Bulletin Vert n°507
janvier — février 2014

Jusqu’à ce que l’algèbre nous sépare La théorie des groupes et ses applications

par Javier Fresán
préface de Julien Melleray

Collection Le monde est mathématique — 2013
Édition réalisée avec le soutien de l’IHP
en collaboration avec Images des Maths
144 pages en 16 × 23, ISBN : 978-2-8237-0129-6

 

Nos lecteurs connaissent sans doute cette collection de 40 ouvrages vendus en kiosque.

Le présent opus (n° 31) prend la forme d’un dialogue imaginaire, post mortem, entre le mathématicien André Weil, cofondateur de Bourbaki, érudit polyglotte, et Claude Lévi- Strauss, ethnologue, qui introduisit le structuralisme dans sa discipline, auteur de Tristes tropiques, mais aussi (entre autres) des Structures élémentaires de la parenté. Tous deux, d’origine juive, s’étaient réfugiés à New York pour fuir le nazisme. Le second eut recours au premier pour l’aider à démêler les règles du mariage dans certaines tribus australiennes, et André Weil trouva une réponse dans la théorie des groupes. Javier Fresán précise que « hormis de rares exceptions, les propos des protagonistes sont tirés de la bibliographie  », et utilise ces échanges pour exposer l’essentiel de la théorie des groupes.

L’ouvrage comporte une introduction, six chapitres, une annexe, une bibliographie et un index.

  • Chapitre 1 : Les années Bourbaki
    présentation des origines familiales et brève biographie de Weil ; historique de la création de Bourbaki, groupe qui voulait « mettre l’axiomatique au service de l’idéologie des structures ». Le lecteur curieux pourra trouver des détails dans la Correspondance entre Henri Cartan et André Weil, recensée dans le BV n° 502, p. 117.
  • Chapitre 2 : Les structures élémentaires
    biographie de Lévi-Strauss, historique de la science ethnographique, avec aussi des compléments sur Weil et les bourbakistes, réflexions sur le processus créatif en art et en sciences.
  • Chapitre 3 : une histoire de groupes
    définitions et propriétés basiques de la théorie, avec démonstrations ; exemples classiques.
  • Chapitre 4 : Mariages algébriques
    certaines tribus ont des règles extrêmement compliquées quant à l’appartenance de l’homme, de son épouse et de leurs enfants à différents clans ; Weil parvient à les traduire par une loi de groupe : étant donnés des types de mariages $M_i$ (un homme de tel clan épouse un femme de tel autre clan), il appelle respectivement $f(M_i$) et $g(M_i)$ les types de mariage du fils et de la fille issus de ce mariage, et considère le sous-groupe, engendré par $f $ et $g$, du groupe des permutations des $M_i$. À cette occasion, il introduit des notions non vues au chapitre précédent : produit direct de groupes, groupes transitifs, …
  • Chapitre 5 : Sous le signe de Diophante
    cours d’arithmétique élémentaire, avec démonstrations, y compris équations diophantiennes, jusqu’au groupe des solutions de l’équation de Pell-Fermat ($x^2 - dy^2 = 1$) , et loi de groupe sur les courbes elliptiques ; avec une digression sur la cryptographie.
  • Chapitre 6 : La musique des sphères
    intervalles, gammes et fréquences ; application des groupes à la composition sérielle.
  • Annexe : Groupes abéliens de type fini à deux générateurs
    démonstration du théorème (utilisé au chapitre 4) qui affirme que « un groupe abélien fini engendré par deux éléments est isomorphe à un groupe cyclique ou au produit direct de deux groupes cycliques ».

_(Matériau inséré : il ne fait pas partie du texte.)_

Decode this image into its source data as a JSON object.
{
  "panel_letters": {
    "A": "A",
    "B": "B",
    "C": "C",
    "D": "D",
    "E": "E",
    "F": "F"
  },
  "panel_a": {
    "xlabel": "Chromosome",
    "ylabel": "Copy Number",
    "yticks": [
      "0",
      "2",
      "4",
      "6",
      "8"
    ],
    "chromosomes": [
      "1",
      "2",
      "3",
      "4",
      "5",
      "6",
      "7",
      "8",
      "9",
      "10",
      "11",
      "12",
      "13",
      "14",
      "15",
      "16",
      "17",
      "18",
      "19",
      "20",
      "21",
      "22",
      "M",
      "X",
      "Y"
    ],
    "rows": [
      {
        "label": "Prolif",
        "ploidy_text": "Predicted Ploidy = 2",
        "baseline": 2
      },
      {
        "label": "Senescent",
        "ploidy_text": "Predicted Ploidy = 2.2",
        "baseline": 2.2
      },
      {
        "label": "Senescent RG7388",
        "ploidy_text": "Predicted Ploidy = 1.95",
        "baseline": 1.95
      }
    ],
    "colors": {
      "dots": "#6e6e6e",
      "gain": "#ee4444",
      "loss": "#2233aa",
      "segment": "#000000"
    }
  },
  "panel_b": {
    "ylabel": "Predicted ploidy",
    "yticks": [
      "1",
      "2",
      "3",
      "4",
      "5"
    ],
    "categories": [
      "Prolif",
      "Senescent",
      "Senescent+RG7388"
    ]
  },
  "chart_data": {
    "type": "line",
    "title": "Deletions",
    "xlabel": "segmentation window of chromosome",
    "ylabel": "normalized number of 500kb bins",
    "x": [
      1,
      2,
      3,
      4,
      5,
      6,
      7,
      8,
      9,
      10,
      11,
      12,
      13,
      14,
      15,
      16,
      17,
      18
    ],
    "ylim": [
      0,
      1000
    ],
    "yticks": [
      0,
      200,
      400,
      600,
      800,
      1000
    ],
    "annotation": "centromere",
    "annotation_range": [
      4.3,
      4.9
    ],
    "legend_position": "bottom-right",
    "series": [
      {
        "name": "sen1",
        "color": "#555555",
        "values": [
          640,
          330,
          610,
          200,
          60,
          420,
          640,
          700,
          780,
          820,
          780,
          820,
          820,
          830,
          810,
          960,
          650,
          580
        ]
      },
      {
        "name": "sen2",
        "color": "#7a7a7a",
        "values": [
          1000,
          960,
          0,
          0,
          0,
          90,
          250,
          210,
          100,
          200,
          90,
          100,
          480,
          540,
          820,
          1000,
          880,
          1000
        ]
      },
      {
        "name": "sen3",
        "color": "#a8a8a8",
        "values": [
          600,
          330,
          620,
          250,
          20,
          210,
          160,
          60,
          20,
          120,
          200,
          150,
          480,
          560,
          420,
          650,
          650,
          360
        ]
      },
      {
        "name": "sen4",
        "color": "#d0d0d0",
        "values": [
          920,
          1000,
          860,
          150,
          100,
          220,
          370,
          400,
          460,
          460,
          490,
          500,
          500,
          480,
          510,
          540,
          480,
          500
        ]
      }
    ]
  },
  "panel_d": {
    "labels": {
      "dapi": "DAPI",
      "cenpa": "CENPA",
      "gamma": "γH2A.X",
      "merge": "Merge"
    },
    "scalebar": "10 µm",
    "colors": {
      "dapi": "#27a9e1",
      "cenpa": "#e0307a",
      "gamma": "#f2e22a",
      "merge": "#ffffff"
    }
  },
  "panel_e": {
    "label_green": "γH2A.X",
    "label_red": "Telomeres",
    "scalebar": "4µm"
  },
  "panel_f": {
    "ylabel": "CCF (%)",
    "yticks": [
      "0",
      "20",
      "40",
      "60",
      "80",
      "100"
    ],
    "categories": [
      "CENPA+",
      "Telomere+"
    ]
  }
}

Je n’étais sans doute pas le seul à avoir entendu parler d’un lien entre le structuralisme des sciences humaines et les structures mathématiques, sans avoir jamais découvert le détail de ce lien ; c’est maintenant chose faite, et c’est le principal mérite de ce bel ouvrage. Un autre est la qualité des démonstrations : claires et brèves à la fois.

Les remarques critiques sont anecdotiques : quelques différences de notations par rapport à nos habitudes, sans doute dues à la nationalité de l’auteur ; «  couple » remplacé par «  paire » ; sur les courbes elliptiques, passage « escamoté » des points réels aux points rationnels. On peut s’étonner de l’absence de définition générale des groupes-quotients, des sous-groupes distingués.

À noter, une ambiguïté quant au lectorat visé : certaines notions simples sont expliquées pas à pas, comme si on s’adressait à un lycéen, voire un collégien ; d’autres parties (dont l’annexe) sont du niveau licence. Mais, quitte à sauter les pages déjà connues ou trop ardues, chacun trouvera ici, avec jubilation, des connaissances nouvelles.